Date: Wed, 17 Jul 2002 12:47:45 -0700
From: skp <[email protected]>
To: [email protected]Subject: [AP] Oracle Reports Server Information Disclosure Vulnerability
- -- ------------------------- -- -
[>(] AngryPacket Security Advisory [>(]
- -- ------------------------- -- -
+--------------------- -- -
+ advisory information
+------------------ -- -
author: skp <[email protected]>
release date: 07/17/2002
homepage: http://sec.angrypacket.com
advisory id: 0x0004
+-------------------- -- -
+ product information
+----------------- -- -
software: Oracle Reports Server
vendor: Oracle
homepage: http://www.oracle.com
description: Reports Server is a commercially available
reporting package distributed by Oracle.
+---------------------- -- -
+ vulnerability details
+------------------- -- -
problem: Information Disclosure
affected: Oracle Reports Server
explanation: Oracle reports server happily reports an excessive amount
of
system information to unauthenticated remote users.

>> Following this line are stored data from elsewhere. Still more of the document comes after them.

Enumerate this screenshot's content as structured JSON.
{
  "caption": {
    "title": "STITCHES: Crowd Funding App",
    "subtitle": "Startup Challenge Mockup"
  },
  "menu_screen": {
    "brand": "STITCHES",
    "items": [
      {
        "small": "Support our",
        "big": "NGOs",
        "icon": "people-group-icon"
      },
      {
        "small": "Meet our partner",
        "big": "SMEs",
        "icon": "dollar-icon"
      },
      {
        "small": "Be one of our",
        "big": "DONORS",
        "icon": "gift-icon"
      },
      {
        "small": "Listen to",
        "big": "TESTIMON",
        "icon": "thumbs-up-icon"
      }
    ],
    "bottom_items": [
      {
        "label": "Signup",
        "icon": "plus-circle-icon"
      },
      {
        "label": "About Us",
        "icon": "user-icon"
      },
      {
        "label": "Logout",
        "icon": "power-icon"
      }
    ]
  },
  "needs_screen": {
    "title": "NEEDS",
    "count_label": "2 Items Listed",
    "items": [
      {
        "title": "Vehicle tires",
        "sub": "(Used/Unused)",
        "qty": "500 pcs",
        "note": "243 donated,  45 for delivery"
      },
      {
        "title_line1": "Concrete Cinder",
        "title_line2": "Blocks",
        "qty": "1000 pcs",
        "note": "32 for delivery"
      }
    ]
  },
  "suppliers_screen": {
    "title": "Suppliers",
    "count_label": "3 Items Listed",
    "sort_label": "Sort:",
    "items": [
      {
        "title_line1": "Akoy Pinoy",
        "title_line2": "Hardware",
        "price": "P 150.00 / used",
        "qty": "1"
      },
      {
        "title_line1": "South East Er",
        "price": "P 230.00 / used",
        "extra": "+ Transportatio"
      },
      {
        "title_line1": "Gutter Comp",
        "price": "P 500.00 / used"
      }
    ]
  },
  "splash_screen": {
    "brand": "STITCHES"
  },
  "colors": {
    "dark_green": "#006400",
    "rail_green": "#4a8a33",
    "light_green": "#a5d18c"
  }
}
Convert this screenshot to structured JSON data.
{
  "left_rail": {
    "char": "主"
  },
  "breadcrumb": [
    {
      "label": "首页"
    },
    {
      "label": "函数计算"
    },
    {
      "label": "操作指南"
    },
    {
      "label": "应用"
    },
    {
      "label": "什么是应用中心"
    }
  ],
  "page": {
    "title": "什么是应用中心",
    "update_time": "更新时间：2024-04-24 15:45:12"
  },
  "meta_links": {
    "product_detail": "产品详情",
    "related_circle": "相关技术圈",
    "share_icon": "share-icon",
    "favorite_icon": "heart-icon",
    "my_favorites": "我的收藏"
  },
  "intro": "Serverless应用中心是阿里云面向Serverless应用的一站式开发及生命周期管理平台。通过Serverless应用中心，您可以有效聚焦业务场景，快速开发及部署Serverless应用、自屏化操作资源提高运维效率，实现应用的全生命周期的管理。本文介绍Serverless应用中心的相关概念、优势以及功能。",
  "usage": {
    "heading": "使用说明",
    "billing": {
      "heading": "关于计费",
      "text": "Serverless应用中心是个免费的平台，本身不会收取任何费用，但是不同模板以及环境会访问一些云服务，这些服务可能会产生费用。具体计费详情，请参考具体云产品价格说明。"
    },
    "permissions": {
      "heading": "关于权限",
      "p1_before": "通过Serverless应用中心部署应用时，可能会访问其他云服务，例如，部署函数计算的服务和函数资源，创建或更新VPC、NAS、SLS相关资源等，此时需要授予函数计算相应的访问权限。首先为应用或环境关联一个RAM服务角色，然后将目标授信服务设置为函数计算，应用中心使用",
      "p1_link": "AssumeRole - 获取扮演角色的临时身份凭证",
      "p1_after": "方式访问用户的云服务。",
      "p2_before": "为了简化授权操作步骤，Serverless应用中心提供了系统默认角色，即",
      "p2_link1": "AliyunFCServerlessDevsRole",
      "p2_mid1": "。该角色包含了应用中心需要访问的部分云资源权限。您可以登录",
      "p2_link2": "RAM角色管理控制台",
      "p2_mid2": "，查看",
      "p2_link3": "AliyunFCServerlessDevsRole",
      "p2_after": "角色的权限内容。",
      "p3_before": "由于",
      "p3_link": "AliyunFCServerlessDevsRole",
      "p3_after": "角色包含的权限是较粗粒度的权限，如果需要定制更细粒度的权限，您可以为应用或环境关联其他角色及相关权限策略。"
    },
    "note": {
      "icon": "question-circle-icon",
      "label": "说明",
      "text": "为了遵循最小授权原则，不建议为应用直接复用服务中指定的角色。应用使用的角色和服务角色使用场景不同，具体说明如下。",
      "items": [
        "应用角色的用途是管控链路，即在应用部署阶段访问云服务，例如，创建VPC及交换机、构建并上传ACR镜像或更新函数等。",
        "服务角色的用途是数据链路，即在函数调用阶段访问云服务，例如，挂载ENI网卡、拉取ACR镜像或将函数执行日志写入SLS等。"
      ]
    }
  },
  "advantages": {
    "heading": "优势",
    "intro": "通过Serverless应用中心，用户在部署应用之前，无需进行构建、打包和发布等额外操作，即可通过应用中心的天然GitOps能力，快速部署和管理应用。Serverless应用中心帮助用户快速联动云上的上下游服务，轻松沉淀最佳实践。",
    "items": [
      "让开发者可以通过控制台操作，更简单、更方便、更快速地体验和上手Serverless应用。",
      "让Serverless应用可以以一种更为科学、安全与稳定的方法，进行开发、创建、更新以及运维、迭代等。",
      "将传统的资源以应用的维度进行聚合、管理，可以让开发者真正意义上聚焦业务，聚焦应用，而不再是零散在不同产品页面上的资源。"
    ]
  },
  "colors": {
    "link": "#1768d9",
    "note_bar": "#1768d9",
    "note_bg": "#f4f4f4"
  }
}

Seems
that
someone likes verbose debugging. These variables include:
# PATH
D:\ORACLE\iSuites\Apache\fastcg;D:\ORACLE\806\jdk\bin
# ORACLE_HOME D:\ORACLE\806
# REPORTS60_PATH D:\WEB_REPORTS
# REPORTS60_TMP D:\ORACLE\806\REPORT60\TMP
Also, rwcgi60 likes to make sure you know versions:
# Oracle Reports Server CGI60 version 6.0, a Win32
executable
# Oracle_Web_Listener/4.0.7.0.0 Enterprise Edition
Oh and don't forget the last few lines:
# Stdin is empty.
# CGI Command Line is used
# main.argv[0] d:\oracle\806\tools\web60\cgi\rwcgi60.EXE
This level of information should not be given out to the
public,
someone could poke an eye out with that stuff. An attacker
could
use information gleaned from rwcgi60 to identify vulnerable
software, dev kits, etc installed on the system which
could be
used as points of entry.
risk: At this time rwcgi60 offers no more than excessive
information
disclosure so this is classified as a low risk exposure.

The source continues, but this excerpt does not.